Showing posts with label HCSD10. Show all posts
Showing posts with label HCSD10. Show all posts

Friday, September 10, 2010

#hcsd10 Bump your Prescription - Creating the virtuous circle of PHR adoption

This week saw a vibrant HealthCamp San Diego (#HCSD10) go in to the history books as the Inaugural South West Health Un-Conference. HealthCamp San Diego took place the day before the mHealth conference. There are a lot of mHealth events scheduled. It is THE hot topic in healthcare at the moment.

I was just reading Chilmark's review of: 

"Is the mHealth Hype Justified?"

One comment caught my eye: 

"the story from Stanford Medical School where new med students this year have been issued an iPad in the hopes of replacing mounds of paper that are typically distributed to students for a course over a semester. The students seem to like it and even one of the doctors is quoted as saying towards the end of the article that the iPad is in an ideal form/function factor for a busy physician." [my bolding]

This made me think. We have a brilliant opportunity to create a virtuous circle of ePHR adoption amongst consumers. When the iPad launched a survey showed that 60% of physicians were purchasing or showing an interest in the device. 

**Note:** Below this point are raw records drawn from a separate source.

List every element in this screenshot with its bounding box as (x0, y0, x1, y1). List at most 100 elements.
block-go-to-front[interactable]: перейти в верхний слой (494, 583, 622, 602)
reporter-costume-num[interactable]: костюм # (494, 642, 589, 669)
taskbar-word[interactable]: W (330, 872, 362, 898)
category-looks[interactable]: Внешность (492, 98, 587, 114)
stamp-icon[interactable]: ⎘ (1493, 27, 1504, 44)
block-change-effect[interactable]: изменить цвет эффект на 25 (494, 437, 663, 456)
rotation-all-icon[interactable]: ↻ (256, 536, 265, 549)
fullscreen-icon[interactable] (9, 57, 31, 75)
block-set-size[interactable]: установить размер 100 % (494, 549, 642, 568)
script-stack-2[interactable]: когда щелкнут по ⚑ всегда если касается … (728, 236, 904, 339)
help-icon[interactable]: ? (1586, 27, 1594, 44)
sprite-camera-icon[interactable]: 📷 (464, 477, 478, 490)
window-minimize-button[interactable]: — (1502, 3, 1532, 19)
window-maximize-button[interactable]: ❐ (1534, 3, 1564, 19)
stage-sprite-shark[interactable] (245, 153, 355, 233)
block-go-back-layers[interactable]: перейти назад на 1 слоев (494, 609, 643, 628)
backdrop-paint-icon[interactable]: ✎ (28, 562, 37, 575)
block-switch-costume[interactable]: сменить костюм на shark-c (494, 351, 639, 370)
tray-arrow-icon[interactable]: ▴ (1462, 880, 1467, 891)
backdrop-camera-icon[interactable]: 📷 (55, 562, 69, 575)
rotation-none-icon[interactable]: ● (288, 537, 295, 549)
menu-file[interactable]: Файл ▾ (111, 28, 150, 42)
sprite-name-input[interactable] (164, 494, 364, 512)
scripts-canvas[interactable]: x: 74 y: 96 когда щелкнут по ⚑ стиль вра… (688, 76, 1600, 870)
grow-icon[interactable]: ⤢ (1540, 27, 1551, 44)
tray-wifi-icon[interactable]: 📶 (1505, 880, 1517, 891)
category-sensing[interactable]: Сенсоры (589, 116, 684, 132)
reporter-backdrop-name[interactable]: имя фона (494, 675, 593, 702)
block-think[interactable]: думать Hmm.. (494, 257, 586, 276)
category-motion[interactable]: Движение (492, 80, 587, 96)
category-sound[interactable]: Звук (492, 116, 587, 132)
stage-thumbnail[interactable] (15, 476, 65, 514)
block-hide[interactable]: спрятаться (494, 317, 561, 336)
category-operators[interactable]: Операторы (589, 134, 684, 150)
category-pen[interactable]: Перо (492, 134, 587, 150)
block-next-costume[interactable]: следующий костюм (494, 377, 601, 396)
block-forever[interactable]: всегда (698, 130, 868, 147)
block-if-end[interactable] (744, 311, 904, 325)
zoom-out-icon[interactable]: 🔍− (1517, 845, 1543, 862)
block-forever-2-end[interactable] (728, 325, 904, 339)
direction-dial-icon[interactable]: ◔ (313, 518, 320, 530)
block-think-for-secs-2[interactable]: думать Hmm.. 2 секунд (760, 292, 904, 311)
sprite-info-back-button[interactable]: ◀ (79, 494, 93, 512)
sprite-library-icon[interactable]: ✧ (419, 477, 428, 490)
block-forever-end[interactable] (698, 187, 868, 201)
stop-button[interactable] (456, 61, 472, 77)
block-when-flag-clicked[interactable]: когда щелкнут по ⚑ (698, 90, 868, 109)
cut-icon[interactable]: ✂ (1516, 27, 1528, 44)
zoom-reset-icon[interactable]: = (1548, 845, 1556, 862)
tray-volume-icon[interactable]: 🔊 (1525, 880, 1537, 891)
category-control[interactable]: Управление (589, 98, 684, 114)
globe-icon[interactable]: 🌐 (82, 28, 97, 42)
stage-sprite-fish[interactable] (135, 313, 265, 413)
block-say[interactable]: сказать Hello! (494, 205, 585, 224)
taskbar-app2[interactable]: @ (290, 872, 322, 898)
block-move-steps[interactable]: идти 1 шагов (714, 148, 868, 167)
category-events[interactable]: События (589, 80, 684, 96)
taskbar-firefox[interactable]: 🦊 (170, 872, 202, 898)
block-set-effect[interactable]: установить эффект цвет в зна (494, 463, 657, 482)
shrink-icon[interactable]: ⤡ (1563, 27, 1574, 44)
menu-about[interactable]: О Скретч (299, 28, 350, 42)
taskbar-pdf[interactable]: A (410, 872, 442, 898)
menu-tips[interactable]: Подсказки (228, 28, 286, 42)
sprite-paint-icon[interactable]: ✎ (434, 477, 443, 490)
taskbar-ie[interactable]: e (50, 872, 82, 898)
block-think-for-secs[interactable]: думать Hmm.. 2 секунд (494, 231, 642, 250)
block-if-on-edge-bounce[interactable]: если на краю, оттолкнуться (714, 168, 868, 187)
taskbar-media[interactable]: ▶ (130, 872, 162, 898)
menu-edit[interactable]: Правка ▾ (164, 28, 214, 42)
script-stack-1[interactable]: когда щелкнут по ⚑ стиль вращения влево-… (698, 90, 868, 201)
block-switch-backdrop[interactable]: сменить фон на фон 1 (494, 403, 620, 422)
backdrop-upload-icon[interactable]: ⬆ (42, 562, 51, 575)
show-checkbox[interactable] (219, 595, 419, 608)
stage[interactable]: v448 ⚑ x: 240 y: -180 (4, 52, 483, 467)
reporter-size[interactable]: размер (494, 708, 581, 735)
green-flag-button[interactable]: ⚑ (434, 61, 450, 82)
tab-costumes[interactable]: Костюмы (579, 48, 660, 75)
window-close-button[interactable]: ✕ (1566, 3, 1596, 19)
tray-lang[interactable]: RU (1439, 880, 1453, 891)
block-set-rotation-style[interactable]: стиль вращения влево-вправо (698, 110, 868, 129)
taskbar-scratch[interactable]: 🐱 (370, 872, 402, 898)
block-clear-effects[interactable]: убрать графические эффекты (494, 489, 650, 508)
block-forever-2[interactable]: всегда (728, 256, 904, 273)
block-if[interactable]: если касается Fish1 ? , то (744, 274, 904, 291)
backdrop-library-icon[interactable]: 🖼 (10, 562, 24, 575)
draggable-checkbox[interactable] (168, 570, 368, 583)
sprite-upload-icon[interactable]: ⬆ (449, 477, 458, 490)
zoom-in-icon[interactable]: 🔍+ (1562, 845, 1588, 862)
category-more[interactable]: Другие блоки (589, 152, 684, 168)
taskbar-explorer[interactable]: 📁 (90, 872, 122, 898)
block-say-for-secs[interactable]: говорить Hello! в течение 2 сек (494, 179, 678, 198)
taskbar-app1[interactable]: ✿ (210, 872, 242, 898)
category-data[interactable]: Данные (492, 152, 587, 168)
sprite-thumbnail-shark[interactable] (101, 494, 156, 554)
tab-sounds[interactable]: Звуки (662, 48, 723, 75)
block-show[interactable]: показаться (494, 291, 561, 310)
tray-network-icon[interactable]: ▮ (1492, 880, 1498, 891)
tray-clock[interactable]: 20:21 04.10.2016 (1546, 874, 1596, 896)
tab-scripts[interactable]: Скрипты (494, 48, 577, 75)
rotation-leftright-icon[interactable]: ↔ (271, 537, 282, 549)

Imagine the situation where Doctors are using an iPad in their surgery to record the notes from a patient visit. When they issue a prescription the patient could pull out their iPad or smartphone and "bump" to collect the prescription and any notes from the visit. Gone would be the days where the patient forgets most of what they are told within five minutes of walking out of the Doctor's office. The hyperlink truly becomes a prescription.

The technology for this is already available:

A Bump Application

QR Codes could handle prescription data - just like airline boarding passes. We used the United Airlines Mobile Boarding Pass on the return trip. No need for paper as we passed through the TSA checkpoints and the boarding gate.

Smartphones can read QR Codes. Therefore a major scanner infrastructure is not essential but can be implemented in high volume locations. This means that adoption at even the smallest pharmacy is possible. The prescription can be "held" at a web site and once used is no longer available. This is exactly how online boarding passes work.

A mobile PHR application can be used to collect the information and store the data securely on Google Health or Microsoft HealthVault where it can be integrated with other data to create a complete view of our health.

The same bump application could be used to securely pass data collected from the patient - from their PHR to the doctor's iPad as part of the consult.  

 

Posted via email from More pre-blogspot than pre-posterous

Thursday, September 09, 2010

Reflecting on #hcsd10 - HealthCamp San Diego

I am traveling back from another very successful HealthCamp event. Thanks to the hard work of Gregg Masters (@2healthguru), Mike Kirkwood (@mikekirkwood) and their team of volunteer organizers (especially the crew from Kaiser Permanente) HealthCamp San Diego proved tk be another high energy event, this time preceding the second mHealth networking conference. HealthCamp San Diego attracted bloggers, mobile experts, physicians and entrepreneurs who all shared a common passion - improving healthcare. The association with the mHealth conference placed a strong emphasis for the day on mobile health and the engaged consumer/patient. This made for some great conversation. What can we learn from the discussions?
- information needs to be actionable
- we need to be able to provide personalized filters to manage the data flow
- devices and sensors need to adapt to users and not force the user to adapt to them
- physicians, clinicians and patients are all mobile and mobile devices need to support them
- physicians are adopting smartphones and iPads rapidly
- we need to build trust between patients and the medical community.
- As consumer telemedicine devices are adopted the Data needs to be collected in the patient's PHR and the medical community needs to become comfortable with using the information that is collected
- when the patient and their PHR are put at the center issues like HIPAA become a lot simpler.

One thing that seemed clear to me as I reflect on HealthCamp San Diego....

There are a lot of great technologists thinking about what mHealth means for better healthcare - but no one has a lock on what that really means.

Now is the time for consumers to voice their opinions by joining this conversation. Both doctors and patients need mobile solutions to provide actionable information, in context (of both time and place) in a way that the information can flow to and from others applications and be openly but securely shared ( under the direction of the patient - or their nominee) in a trusted relationship that leads to better outcomes for the patient.